Attack on Titan sucks.
The characters are soulless robots with only the goal of pushing the plot in the direction needed for the story to continue, and having very little depth outside of that. The half-baked character relationships are a fatal flaw with AoT's character writing. There's never enough effort and time put into establishing the relationships between characters and why they'd actually care about each other. When you watch the scene where Hannes dies, you think "that's the drunk guy Eren knew as a kid and interacted with a couple times, so it's emotional and impactful for Eren to see him die", not "Damn, we will never get to see these two interact again on screen" which would make you feel the same loss the protagonist feels.
Most character arcs are just the character's flaw being established, and then one or two scenes showing them overcoming that flaw and becoming a different person. It's very cheap. The way character arcs are written never changes from season 1 to season 4, and most characters only have one arc at best.
Characters like Levi or Mikasa are bland, one note, and would be forgettable if not for their plot armor and fight scenes. Levi is just a generic shonen badass and one of the characters that doesn't even change from start to finish, not even undergoing the show's usual rushed character arc. Mikasa has the complexity of milk toast and the personality of water. So many opportunities for her to develop and grow, yet she remained stagnant and one-dimensional.
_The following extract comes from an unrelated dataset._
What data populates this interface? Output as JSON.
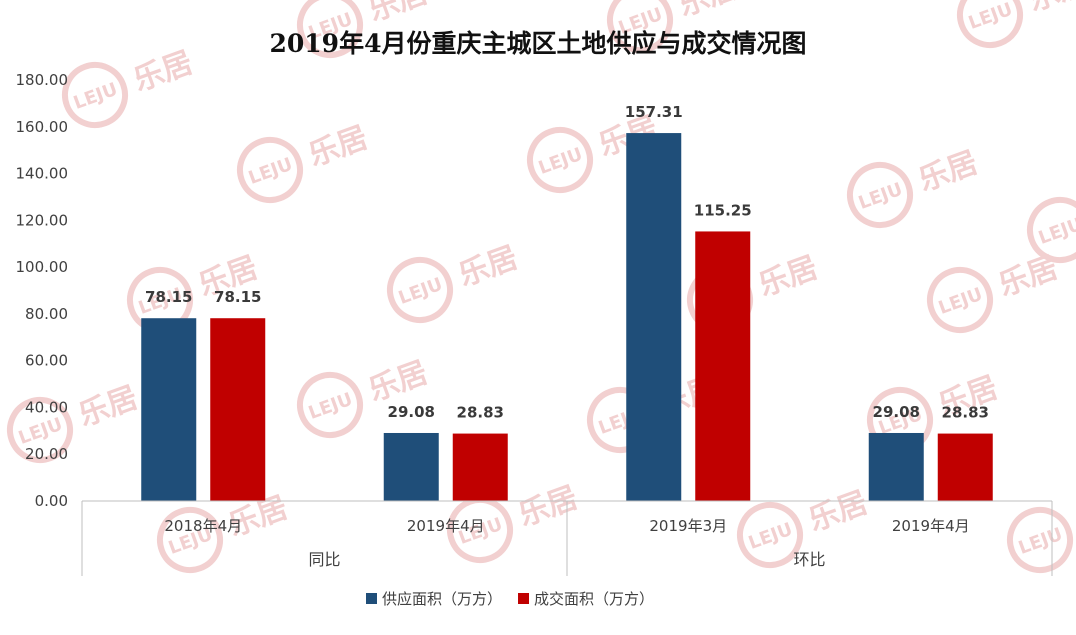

Most of the pre-timeskip worldbuilding is retconned via plot twists and doesn't matter after the timeskip. It's almost a different story entirely. The Survey Corps feels like it's set dressing and mostly an afterthought.
The crux of the narrative post-timeskip is focused on the morality of the Rumbling, yet there's not a single attempt to help the viewer sympathize with the outside world. There's no real in-universe reason for the viewer to side with the Marleyians. The outside world is so cartoonishly evil and shallow that the Rumbling is the only logical option, but then the story wants you to feel bad when a bunch of nameless NPCs are stomped on at the end.
The plot is an edgelord fest that doesn't hold up under scrutiny, which is why the fanbase hated the ending. Once they had confirmation that there would be no more plot twists to give the narrative more depth than a puddle, they hated it. The plot doesn't make sense because it's so focused on "recontextualizing everything" with every subsequent plot twist, that it's lost all identity. The entire show the viewer is made to believe that this is a post apocalyptic world with giant cannibal monsters, and by season 4 we transition to a WW2 allegory with terrible political writing and themes that are executed with zero tact or nuance.
It doesn't matter if it was foreshadowed, you don't go from giant zombie slasher to wannabe-game of thrones in the span of 60 episodes. The author tried writing two entirely different stories using the exact same characters and world, which is why the series has no identity outside of "plot twist after plot twist" and "edgy gore." It's also just a blatant ripoff of Eternal Champions, where the protagonist Erekose is given the "god powers" of his world and is part of the race Eldren, which were exiled and excommunicated from the rest of the world because of terrible things that they did in the past. And now in the present day, the world hates the Eldren and wants them gone, and Erekose has to find a way to protect his race from extinction using his "god powers."